Enough has been said on “Mankading” and “Buttler-gate”. Jos Buttler was out of his crease, possibly to get a head-start on some crucial runs, and was run-out by Sachithra Senanayake.
However, I’ve just caught up on a particular fact that seems to have been left out amongst all the hulabaloo. Many, including Michael Vaughan, who has become something of a comedy-piece amongst Sri Lankans, were pushing their “Spirit of Cricket” argument in everyone’s faces by saying that Buttler didn’t appear to be attempting to actually take a run, and that he was being dozy.

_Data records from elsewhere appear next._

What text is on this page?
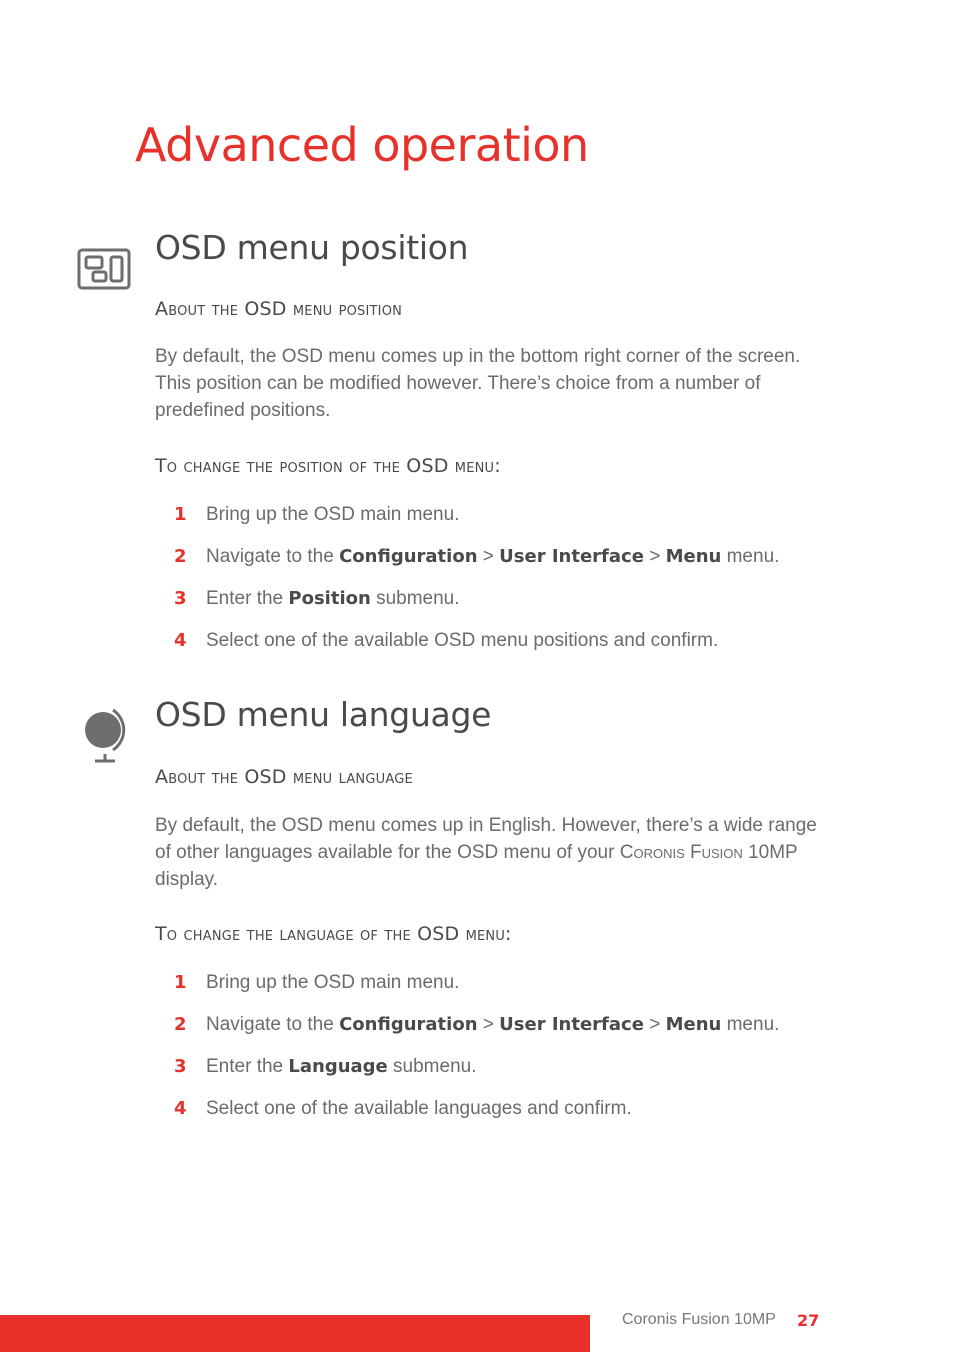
Advanced operation
OSD menu position
About the OSD menu position

By default, the OSD menu comes up in the bottom right corner of the screen. This position can be modified however. There’s choice from a number of predefined positions.

To change the position of the OSD menu:
1 Bring up the OSD main menu.
2 Navigate to the Configuration > User Interface > Menu menu.
3 Enter the Position submenu.
4 Select one of the available OSD menu positions and confirm.
OSD menu language
About the OSD menu language

By default, the OSD menu comes up in English. However, there’s a wide range of other languages available for the OSD menu of your Coronis Fusion 10MP display.

To change the language of the OSD menu:
1 Bring up the OSD main menu.
2 Navigate to the Configuration > User Interface > Menu menu.
3 Enter the Language submenu.
4 Select one of the available languages and confirm.
Coronis Fusion 10MP 27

To date, Buttler has not come out and said that he actually WASN’T attempting a run. In fact, even when he was given out by the umpire, he simply walked off without uttering a single word. Even during his walk back to the pavilion, he didn’t seem to be angrily nodding his head or muttering under his breath (common reactions which are seen in batsmen who feel that they have been wrongly given out).
So what does this tell us?
It tells us that Buttler was actually trying to run, as well-renowned commentator Harsha Bhogle very correctly said, short singles.

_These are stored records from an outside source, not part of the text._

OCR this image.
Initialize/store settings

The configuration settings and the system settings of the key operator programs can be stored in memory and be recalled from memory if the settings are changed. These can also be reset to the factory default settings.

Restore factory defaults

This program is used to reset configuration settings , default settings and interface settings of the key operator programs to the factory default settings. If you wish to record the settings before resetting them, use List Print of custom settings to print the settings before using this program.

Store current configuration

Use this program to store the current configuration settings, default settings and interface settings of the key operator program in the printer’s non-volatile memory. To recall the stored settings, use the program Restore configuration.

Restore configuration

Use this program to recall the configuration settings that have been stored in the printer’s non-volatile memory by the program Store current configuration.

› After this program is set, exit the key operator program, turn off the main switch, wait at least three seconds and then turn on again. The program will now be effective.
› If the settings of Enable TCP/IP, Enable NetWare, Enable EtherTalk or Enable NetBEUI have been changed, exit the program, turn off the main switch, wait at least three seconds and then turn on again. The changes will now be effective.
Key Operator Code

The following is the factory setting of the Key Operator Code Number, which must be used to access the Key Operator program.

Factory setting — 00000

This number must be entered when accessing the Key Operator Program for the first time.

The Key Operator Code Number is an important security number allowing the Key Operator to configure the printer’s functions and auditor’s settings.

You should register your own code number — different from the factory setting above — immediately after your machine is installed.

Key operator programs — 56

It tells us that he knowingly tried to cheat when batting that day, and, if what Mahela Jayawardena said after the match is correct, during the previous match during his maiden hundred.
So why are some still trying to cast “Sachi” as the villain?
Is it wrong to deter someone from cheating by punishing the offender for doing so?
Murali Karthik, the former Indian spinner, who is famous for having “Mankaded” Surrey batsman Alex Barrow in a county match a few years ago after having warned him 3 times, as well as last year, when he did the same to Bengal batsman Sandipan Das in a Ranji Trophy match after having warned him 2 times, said, in response to the Sachi incident, “[In life], do we allow people to steal? Do we condone it? We don’t”. It’s as simple as that.
It is also worth recalling the words of Dan Brettig, an Australian reporter for Cricinfo, who, when writing about “Mankading” last year, compared the non-striker drifting out of his crease to a batsman going down the ground to hit the ball but missing it and getting stumped. In both occasions, the batsmen are out of the crease, but, neither do you see the umpire asking the fielding captain whether he really wants to appeal for the stumping, nor do you see the grumpy old-world Englishmen moan about it.
Let’s make it simple.
A bowler rarely gets any significant advantage from overstepping his crease by a marginal inch, but, nevertheless, the umpire doesn’t consult anyone before making the bowler bowl an extra ball, penalize the fielding team a run AND give the batsman an “immortality card” for the next ball.
Therefore, why does the non-striker get special treatment when he is punished for being out of his crease before the bowler has completed his delivery stride? There isn’t the smallest morsel of rationality that could explain this.